The Family Court of Australia released new guidelines on the child-focused expectations of parents in these unprecedented times on Thursday last week.
Family violence on the rise
“Unfortunately, there has also been an increase in requests for services from clients seeking new places of isolation as a refuge, after spending an increased amount of time trapped inside their home with an abuser,” says Ms Leontios.
This follows reports that cases of domestic and family violence in China tripled during the country’s lockdown.
By contrast, Italy reported a downturn in cases during the peak of their epidemic. However, Ms Leontios agrees with other experts who say these figures could be deceiving.
“COVID 19 has created an obvious strain on emergency service personnel and legal services, who would typically be resourced to help domestic violence situations,” says Ms Leontios.
The Federal Government has recently announced a $1.1 billion package to support telehealth, mental health and national domestic violence initiatives.
“We also see many cases where the continued presence of an abuser at home may prevent victims or witnesses from being able to seek help. COVID-19 is creating a new strain of psychological abuse.”
CLEON Legal is now also urging employers who may be practicing Working From Home, to build domestic violence considerations into their WFH policies, and take note of employees who could be at increased risk of domestic violence.
“We know that regular employment is often a source of support, independence, and escape for victims of abuse, so when workers are unable to continue that routine outside of the home, domestic violence and abuse can intensify,” says Ms Leontios.
What employers can do
Ms Leontios recommends employers consider the following questions to determine whether an employee may be at risk of or experiencing domestic violence:
- Is your employee more distracted than usual?
- Has their productivity reduced?
- Has their communication style and body language changed since working from home?
- Are their excuses failing to add up?
CLEON Legal is offering a new service to assist employers to develop screening tools for potential domestic violence victims, domestic violence work from home policies, and one-off advice and assistance to an employee who is referred by an employer.
Support for victims who are now unemployed
“We also know that while many in our community are working from home, COVID 19 has also forced many out of a job, which can be even more damaging and stressful for abuse sufferers.
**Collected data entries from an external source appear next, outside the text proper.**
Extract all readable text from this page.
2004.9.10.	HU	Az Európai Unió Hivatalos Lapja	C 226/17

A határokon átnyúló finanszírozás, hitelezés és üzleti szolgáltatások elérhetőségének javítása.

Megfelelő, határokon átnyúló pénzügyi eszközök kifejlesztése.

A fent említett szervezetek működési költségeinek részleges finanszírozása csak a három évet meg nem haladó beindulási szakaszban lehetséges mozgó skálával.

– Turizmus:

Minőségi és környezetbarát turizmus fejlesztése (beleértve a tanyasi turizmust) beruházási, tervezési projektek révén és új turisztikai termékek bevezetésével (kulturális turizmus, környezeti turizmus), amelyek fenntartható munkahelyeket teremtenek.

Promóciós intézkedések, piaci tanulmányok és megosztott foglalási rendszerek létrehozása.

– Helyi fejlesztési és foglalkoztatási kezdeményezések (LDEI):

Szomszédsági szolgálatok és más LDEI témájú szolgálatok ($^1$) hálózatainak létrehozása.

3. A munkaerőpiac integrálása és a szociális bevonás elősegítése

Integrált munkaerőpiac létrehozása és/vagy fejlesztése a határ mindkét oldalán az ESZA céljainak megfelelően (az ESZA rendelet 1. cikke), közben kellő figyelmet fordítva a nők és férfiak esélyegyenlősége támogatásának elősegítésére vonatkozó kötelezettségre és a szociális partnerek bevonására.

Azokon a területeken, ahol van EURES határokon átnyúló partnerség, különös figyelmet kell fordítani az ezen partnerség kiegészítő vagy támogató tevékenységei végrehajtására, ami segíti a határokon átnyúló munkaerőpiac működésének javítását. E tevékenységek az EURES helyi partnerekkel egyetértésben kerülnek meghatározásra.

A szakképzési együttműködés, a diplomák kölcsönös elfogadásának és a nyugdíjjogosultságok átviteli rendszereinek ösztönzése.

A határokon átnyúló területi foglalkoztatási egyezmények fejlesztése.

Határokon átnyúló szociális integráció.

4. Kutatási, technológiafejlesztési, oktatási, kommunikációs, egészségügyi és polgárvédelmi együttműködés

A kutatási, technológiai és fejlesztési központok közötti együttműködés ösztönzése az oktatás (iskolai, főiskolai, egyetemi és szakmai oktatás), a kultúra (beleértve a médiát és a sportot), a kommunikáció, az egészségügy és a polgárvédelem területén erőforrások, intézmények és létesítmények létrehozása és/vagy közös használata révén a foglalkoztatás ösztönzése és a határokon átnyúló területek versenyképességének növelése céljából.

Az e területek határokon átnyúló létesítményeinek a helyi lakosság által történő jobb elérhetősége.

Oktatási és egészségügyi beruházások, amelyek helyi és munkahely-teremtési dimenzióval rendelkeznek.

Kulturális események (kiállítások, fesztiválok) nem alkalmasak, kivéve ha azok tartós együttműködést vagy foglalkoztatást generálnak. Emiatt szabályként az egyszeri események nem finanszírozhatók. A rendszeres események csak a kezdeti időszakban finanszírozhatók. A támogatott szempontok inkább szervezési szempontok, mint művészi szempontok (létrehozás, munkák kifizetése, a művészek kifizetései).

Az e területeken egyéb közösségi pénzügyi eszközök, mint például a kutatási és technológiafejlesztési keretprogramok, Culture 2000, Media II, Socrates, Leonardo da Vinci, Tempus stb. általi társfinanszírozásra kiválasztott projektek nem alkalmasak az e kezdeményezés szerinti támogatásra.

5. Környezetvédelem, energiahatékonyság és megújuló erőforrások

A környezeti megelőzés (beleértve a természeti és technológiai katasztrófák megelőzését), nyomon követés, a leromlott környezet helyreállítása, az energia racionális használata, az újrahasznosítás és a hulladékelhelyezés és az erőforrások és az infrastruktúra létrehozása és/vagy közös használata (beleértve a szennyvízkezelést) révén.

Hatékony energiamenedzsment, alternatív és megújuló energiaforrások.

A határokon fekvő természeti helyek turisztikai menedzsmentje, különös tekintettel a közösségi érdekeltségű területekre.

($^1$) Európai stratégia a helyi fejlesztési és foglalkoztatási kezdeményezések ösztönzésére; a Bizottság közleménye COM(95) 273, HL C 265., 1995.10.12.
CLEON Legal is working to make sure one crisis does not feed another.”
Staff at CLEON Legal are willing and happy to work overtime to make sure domestic violence sufferers do not fall through the cracks of free legal services that are becoming increasingly backlogged.
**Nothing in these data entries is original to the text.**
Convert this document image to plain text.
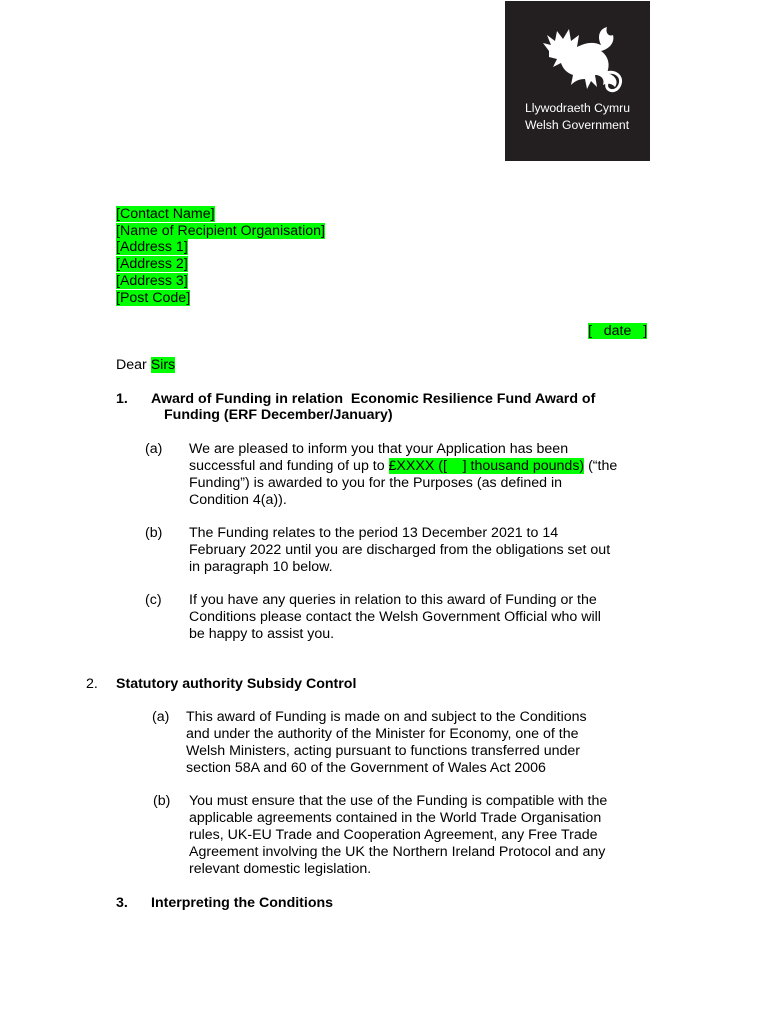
Llywodraeth Cymru
Welsh Government
[Contact Name]
[Name of Recipient Organisation]
[Address 1]
[Address 2]
[Address 3]
[Post Code]
[   date   ]
Dear Sirs
1. Award of Funding in relation  Economic Resilience Fund Award of
Funding (ERF December/January)
(a) We are pleased to inform you that your Application has been
successful and funding of up to £XXXX ([    ] thousand pounds) (“the
Funding”) is awarded to you for the Purposes (as defined in
Condition 4(a)).
(b) The Funding relates to the period 13 December 2021 to 14
February 2022 until you are discharged from the obligations set out
in paragraph 10 below.
(c) If you have any queries in relation to this award of Funding or the
Conditions please contact the Welsh Government Official who will
be happy to assist you.
2. Statutory authority Subsidy Control
(a) This award of Funding is made on and subject to the Conditions
and under the authority of the Minister for Economy, one of the
Welsh Ministers, acting pursuant to functions transferred under
section 58A and 60 of the Government of Wales Act 2006
(b) You must ensure that the use of the Funding is compatible with the
applicable agreements contained in the World Trade Organisation
rules, UK-EU Trade and Cooperation Agreement, any Free Trade
Agreement involving the UK the Northern Ireland Protocol and any
relevant domestic legislation.
3. Interpreting the Conditions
“Money is tight, for many of us, so we’ve reduced our Initial Consultation fee by 50 percent, to receive initial advice, strategies, and to help new clients learn about their options,” Ms Leontios says.
The Firm is also offering self-representation packages to reduce fees for clients, so that they have the best chance of achieving justice despite the impact of COVID-19.
CLEON Legal is also examining flexible payment options to help people through this uncertain time.
“It is a balancing act of helping families and domestic violence victims, whilst ensuring cashflow for business viability, and maintaining jobs for our wonderful staff,” says Ms Leontios.